Admirons la litote ! En effet, peut-on qualifier d'un « peu lourd » un programme qui ne prévoit rien de moins qu'étudier, pour ne s'en tenir qu'à la seule géographie, la Russie, la mondialisation sous tous ses aspects, le continent américain dans son ensemble, le bassin caraïbe, le Brésil, les États-Unis, le Sahara, le continent africain dans son ensemble, l’Afrique du sud, l'Asie du sud et du sud-est, la Chine, le Japon et la ville indienne de Mumbaï ? Et le tout en 15 semaines environ en y incluant confection de cartes, croquis et schémas et les évaluations nécessaires ! Il en va de même en histoire.

Reconnaissons que ces programmes sont ambitieux. Il est certainement ambitieux de vouloir étudier avec des élèves de 17/18 ans des thèmes tels que « religion et société aux Etats-Unis de 1880 à nos jours » ; « les ressources et les conflits dans le Sahara » ou « les échelles de gouvernement dans le monde de 1945 à nos jours » ! Ambitieux et sûrement bienvenu que de vouloir faire comprendre aux élèves l'importance du fait religieux dans la civilisation américaine, que de vouloir leur faire toucher du doigt la complexité du conflit israélo-palestinien à travers « l'étude du patrimoine historique » de Jérusalem ou que de leur faire comprendre la difficulté de « gouverner la France depuis 1946 ».

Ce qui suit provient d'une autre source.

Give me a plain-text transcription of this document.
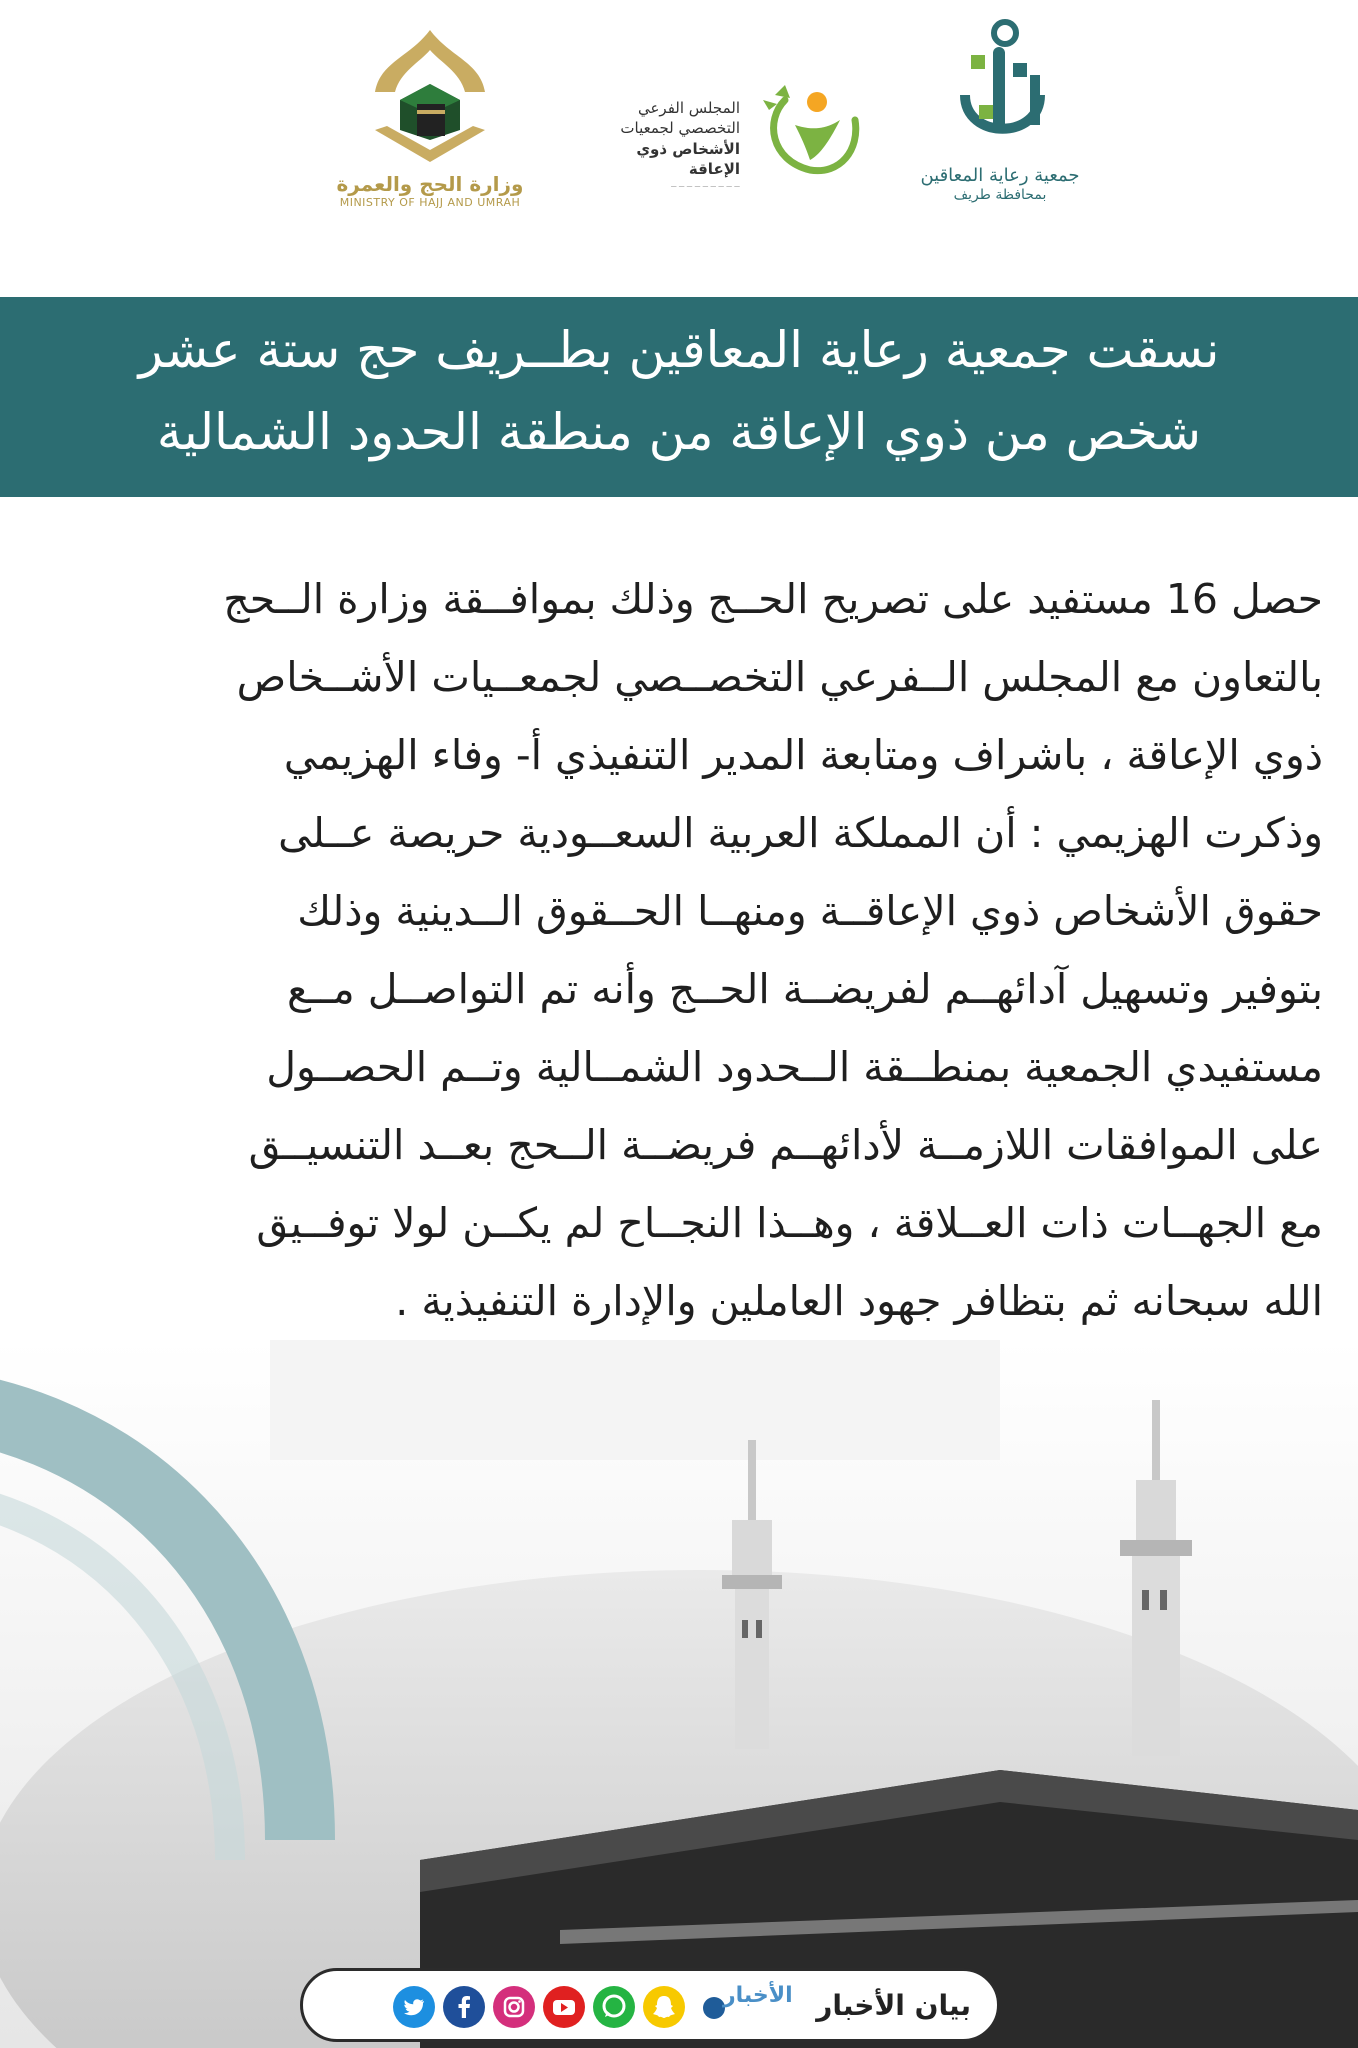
وزارة الحج والعمرة
MINISTRY OF HAJJ AND UMRAH
المجلس الفرعي
التخصصي لجمعيات
الأشخاص ذوي الإعاقة
— — — — — — — — —
جمعية رعاية المعاقين
بمحافظة طريف
نسقت جمعية رعاية المعاقين بطــريف حج ستة عشر
شخص من ذوي الإعاقة من منطقة الحدود الشمالية
حصل 16 مستفيد على تصريح الحــج وذلك بموافــقة وزارة الــحج
بالتعاون مع المجلس الــفرعي التخصــصي لجمعــيات الأشــخاص
ذوي الإعاقة ، باشراف ومتابعة المدير التنفيذي أ- وفاء الهزيمي
وذكرت الهزيمي : أن المملكة العربية السعــودية حريصة عــلى
حقوق الأشخاص ذوي الإعاقــة ومنهــا الحــقوق الــدينية وذلك
بتوفير وتسهيل آدائهــم لفريضــة الحــج وأنه تم التواصــل مــع
مستفيدي الجمعية بمنطــقة الــحدود الشمــالية وتــم الحصــول
على الموافقات اللازمــة لأدائهــم فريضــة الــحج بعــد التنسيــق
مع الجهــات ذات العــلاقة ، وهــذا النجــاح لم يكــن لولا توفــيق
الله سبحانه ثم بتظافر جهود العاملين والإدارة التنفيذية .
بيان الأخبار
الأخبار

Mais l'ambition n'est rien si elle ne demeure qu'au stade des incantations ! Et il s'agit bien de cela. Car derrière les ambitions affichées, que voyons-nous ? La réalité. Tout simplement. Cette réalité du terrain que les concepteurs des programmes ne connaissent manifestement pas. Car qui peut soutenir sans rire (à l'exception évidemment des Inspecteurs) qu'un élève de Terminale comprendra les liens entre société et religion aux États-Unis au bout de 6 heures de cours ? Qui peut prétendre sans rire qu'un élève moyen de Terminale se rappellera suffisamment d'éléments de son cours sur le protestantisme en quatrième et seconde pour assimiler sans difficultés l'énumération des différentes dénominations protestantes américaines (diversité sur laquelle le programme recommande bien d'insister!) ? Qui peut soutenir sérieusement qu'un élève moyen de Terminale connaît les premiers temps de l'histoire américaine et le poids de la religion dans cette histoire ? Cet élève sait-il parfaitement ce qu'est Thanksgiving, les Pilgrim Fathers, les Grands Réveils.... ?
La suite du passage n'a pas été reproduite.